Canada may soon have its own mission to the red planet SpaceRef has learned. An official announcement from Canadian Space Agency (CSA) President Dr. Marc Garneau for a feasibility study is expected soon.
Garneau became president of CSA nearly 2 1/2 years ago. Throughout that time he’s been pushing for an increase in the CSA’s budget so that Canada could have a greater role in space exploration, in particular, Garneau pushed for Mars exploration.
Even though the CSA has not received a budget increase, it now seems that the CSA is still prepared to lead a robotic mission to Mars in 2011 pending government approval. Dr. Alain Berinstain, Acting Director for the CSA’s Planetary Exploration and Space Astronomy Program says we should expect an announcement of opportunity to be released to the Canadian space exploration community for an initial feasibility study in May or June, for just such a mission.
The mission concepts that the CSA is interested in receiving include an orbiter, a single lander, or a network of small landers. It is possible that the lander concepts could include the ability to travel on the Martian surface.
The CSA will then select among the submitted proposals up to four to fund at the $500k level. After the initial feasibility study is concluded, the CSA would then select and fund one of these concepts through a Phase A study. It should be noted that Berinstain told SpaceRef that the CSA has only received government approval at this time for the feasibility study. Further government approval would be needed for the Phase A study to proceed.
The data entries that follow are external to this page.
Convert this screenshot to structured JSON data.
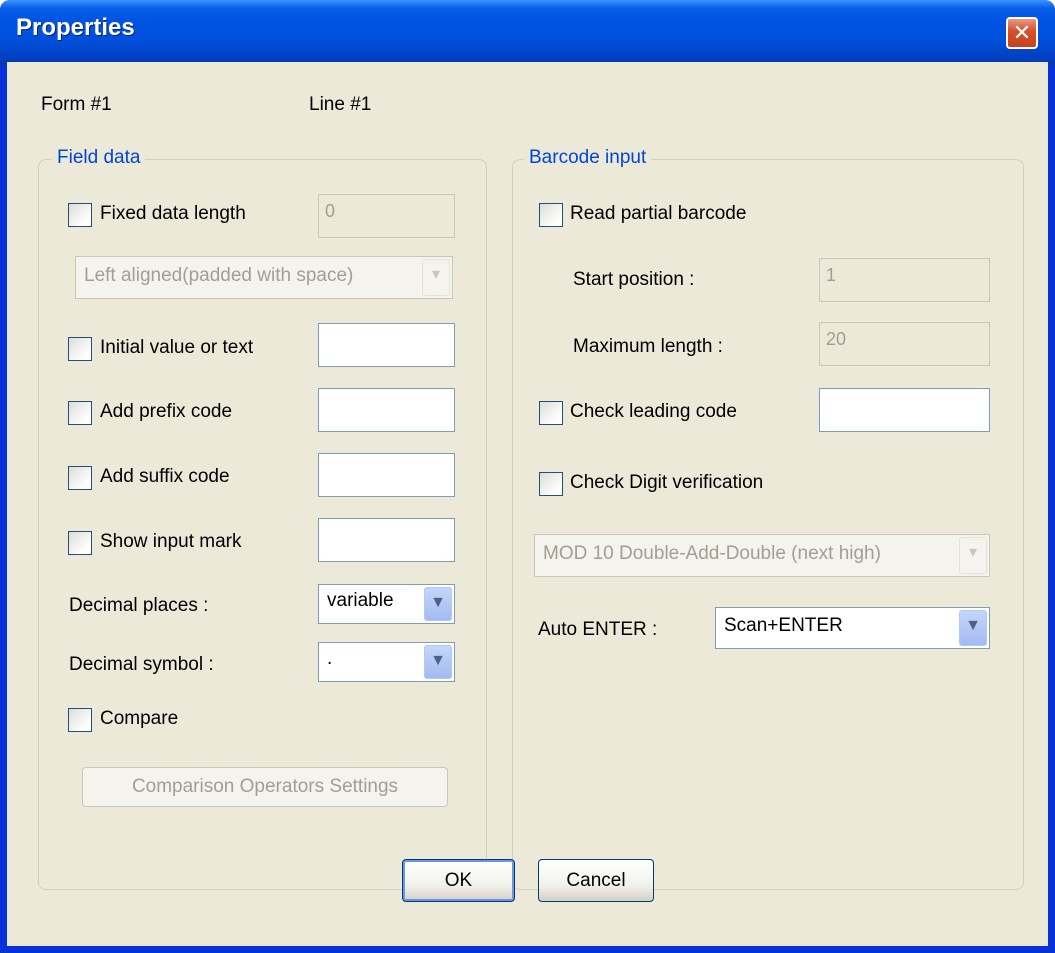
{
  "window": {
    "title": "Properties",
    "close_glyph": "✕"
  },
  "header": {
    "form_label": "Form #1",
    "line_label": "Line #1"
  },
  "field_data": {
    "group_title": "Field data",
    "fixed_length": {
      "label": "Fixed data length",
      "checked": false,
      "value": "0"
    },
    "alignment": {
      "value": "Left aligned(padded with space)",
      "enabled": false
    },
    "initial_value": {
      "label": "Initial value or text",
      "checked": false,
      "value": ""
    },
    "prefix": {
      "label": "Add prefix code",
      "checked": false,
      "value": ""
    },
    "suffix": {
      "label": "Add suffix code",
      "checked": false,
      "value": ""
    },
    "input_mark": {
      "label": "Show input mark",
      "checked": false,
      "value": ""
    },
    "decimal_places": {
      "label": "Decimal places :",
      "value": "variable"
    },
    "decimal_symbol": {
      "label": "Decimal symbol :",
      "value": "."
    },
    "compare": {
      "label": "Compare",
      "checked": false
    },
    "comparison_button": "Comparison Operators Settings"
  },
  "barcode_input": {
    "group_title": "Barcode input",
    "read_partial": {
      "label": "Read partial barcode",
      "checked": false
    },
    "start_position": {
      "label": "Start position :",
      "value": "1"
    },
    "max_length": {
      "label": "Maximum length :",
      "value": "20"
    },
    "leading_code": {
      "label": "Check leading code",
      "checked": false,
      "value": ""
    },
    "check_digit": {
      "label": "Check Digit verification",
      "checked": false
    },
    "check_digit_method": {
      "value": "MOD 10 Double-Add-Double (next high)",
      "enabled": false
    },
    "auto_enter": {
      "label": "Auto ENTER :",
      "value": "Scan+ENTER"
    }
  },
  "buttons": {
    "ok": "OK",
    "cancel": "Cancel"
  },
  "colors": {
    "titlebar": "#0054e3",
    "client_bg": "#ece9d8",
    "group_title": "#0046d5",
    "disabled_text": "#a19f91"
  },
  "icons": {
    "close": "close-icon",
    "dropdown": "chevron-down-icon"
  }
}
Once the a concept is selected by the fall 2004, the initial feasibility study would be completed by the spring of 2005. If approval is given, the Phase A study could start by Summer of 2005. If the mission proceeds further, the winning team will have until 2011 to develop the mission. This launch date selection would allow the CSA to spread out the cost of the mission over five years, thus reducing the burden on its budget.
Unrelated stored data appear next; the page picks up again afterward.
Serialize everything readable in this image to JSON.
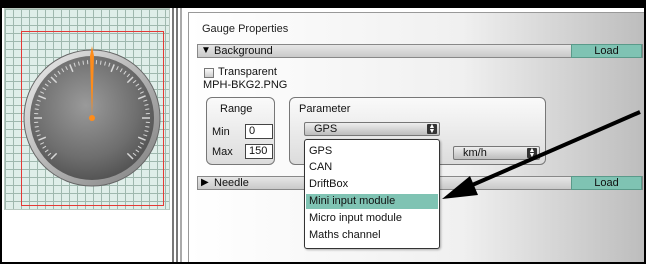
{
  "properties": {
    "title": "Gauge Properties",
    "background": {
      "header": "Background",
      "load_label": "Load",
      "transparent_label": "Transparent",
      "file_name": "MPH-BKG2.PNG",
      "range": {
        "title": "Range",
        "min_label": "Min",
        "min_value": "0",
        "max_label": "Max",
        "max_value": "150"
      },
      "parameter": {
        "title": "Parameter",
        "selected": "GPS",
        "unit": "km/h"
      }
    },
    "needle": {
      "header": "Needle",
      "load_label": "Load"
    }
  },
  "dropdown": {
    "items": [
      "GPS",
      "CAN",
      "DriftBox",
      "Mini input module",
      "Micro input module",
      "Maths channel"
    ],
    "highlighted_index": 3
  },
  "icons": {
    "expand": "triangle-down-icon",
    "collapsed": "triangle-right-icon",
    "select": "chevron-updown-icon",
    "gauge": "speedometer-gauge",
    "annotation": "arrow-annotation"
  },
  "colors": {
    "accent": "#7fc3b3",
    "needle": "#ff8c1a",
    "gauge_face": "#7a7a7a",
    "frame_border": "#e53935"
  }
}
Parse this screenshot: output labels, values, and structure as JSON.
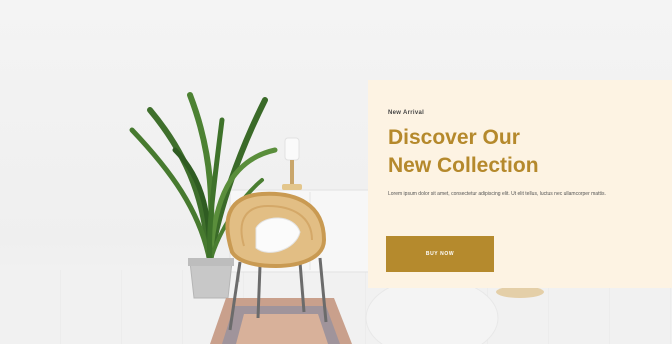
{
  "hero": {
    "eyebrow": "New Arrival",
    "headline_line1": "Discover Our",
    "headline_line2": "New Collection",
    "description": "Lorem ipsum dolor sit amet, consectetur adipiscing elit. Ut elit tellus, luctus nec ullamcorper mattis.",
    "button_label": "BUY NOW"
  },
  "colors": {
    "accent": "#b58a2d",
    "card_background": "#fdf3e3",
    "wall": "#f1f1f1"
  }
}
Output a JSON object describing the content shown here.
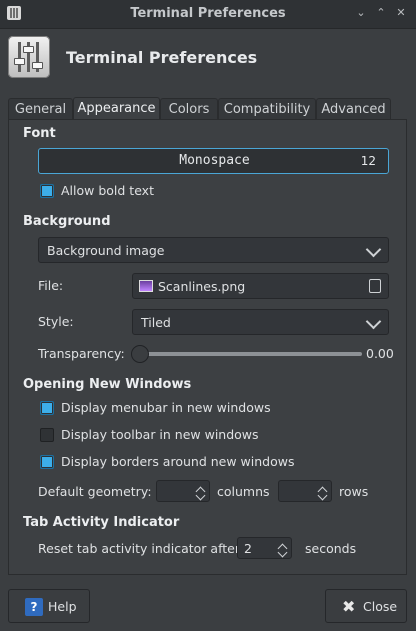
{
  "window": {
    "title": "Terminal Preferences"
  },
  "header": {
    "title": "Terminal Preferences"
  },
  "tabs": [
    {
      "label": "General"
    },
    {
      "label": "Appearance"
    },
    {
      "label": "Colors"
    },
    {
      "label": "Compatibility"
    },
    {
      "label": "Advanced"
    }
  ],
  "active_tab": "Appearance",
  "font": {
    "section": "Font",
    "name": "Monospace",
    "size": "12",
    "allow_bold_label": "Allow bold text",
    "allow_bold": true
  },
  "background": {
    "section": "Background",
    "mode": "Background image",
    "file_label": "File:",
    "file": "Scanlines.png",
    "style_label": "Style:",
    "style": "Tiled",
    "transparency_label": "Transparency:",
    "transparency": "0.00"
  },
  "new_windows": {
    "section": "Opening New Windows",
    "options": [
      {
        "label": "Display menubar in new windows",
        "checked": true
      },
      {
        "label": "Display toolbar in new windows",
        "checked": false
      },
      {
        "label": "Display borders around new windows",
        "checked": true
      }
    ],
    "geometry_label": "Default geometry:",
    "columns_value": "",
    "columns_label": "columns",
    "rows_value": "",
    "rows_label": "rows"
  },
  "tab_activity": {
    "section": "Tab Activity Indicator",
    "reset_label": "Reset tab activity indicator after",
    "reset_value": "2",
    "seconds_label": "seconds"
  },
  "buttons": {
    "help": "Help",
    "close": "Close"
  },
  "colors": {
    "accent": "#3daee9",
    "background": "#3d4043"
  }
}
The total cost of the mission will not exceed $150 million with as much as $75 million directed to development of the science payload. Teams sending in proposals will be told to focus solely on the science platform with instrumentation.
Since the CSA does not have the capability to launch its own rocket it will have to partner with an outside entity. Berinstain told SpaceRef that the CSA has already been in contact with Russia. If Russia was selected as a partner it would be to provide complementary expertise that does not currently exist in Canada such as launch capability, cruise stage operations and entry, descent and landing operations expertise.
Aside from potential Russian participation in the launch and operations phases of the mission, other foreign agencies will be welcome to participate in the mission. Up to one third of the science payload could be contributed by foreign participants.
In terms of scale and scope, the Canadian Mars mission would be somewhere between a Beagle-2 and NASA Scout class mission. For lack of an existing mission class definition, perhaps we should call it a “Canadian MicroScout mission”.
It’s no secret that the CSA has been trying to develop a niche for Canadian space exploration technology for some years now. In particular, the last two CSA-sponsored Canadian Space Exploration Workshops have focused on Mars and what technology Canada could develop a niche in for a Canadian lead mission in 2011 or 2013.
Areas that seem to have gained some popularity within the Canadian space exploration community include drilling technology, light detection and ranging (LIDAR) for precise landings, and advanced surface communication technology.
This is not the first time Canada has been involved in a mission to Mars. However it would be the first mission led by the CSA. Canada had an instrument on the Japanese orbiter Nozomi. Nozomi was recently declared a failed mission when it did not achieve orbit around Mars in January 2004.
Canada is also a participant in the NASA Phoenix Scout stationary lander mission scheduled for 2007. The Canadian team will focus on studies of the Martian atmosphere using laser radar (LIDAR) technology.
Canada was to have participated in the ambitious 2009 NASA Mars Science Laboratory (MSL). MSL will be a nuclear powered rover that will traverse the Martian surface for up to a year. However Canada was forced to decline the invitation from NASA because of lack of funding.
The recent announcement by President Bush that the U.S. is charting a new course in space exploration could be the reason why Dr. Garneau and the CSA are now aggressively moving towards a Canadian lead mission. As part of this move forward the CSA is planning another Mars focused Canadian Space Exploration Workshop for the fall.
Given this upcoming announcement, it would seem that Canada does not want to be left behind, and to make certain that it is not, it will soon have a Mars mission it can call its own.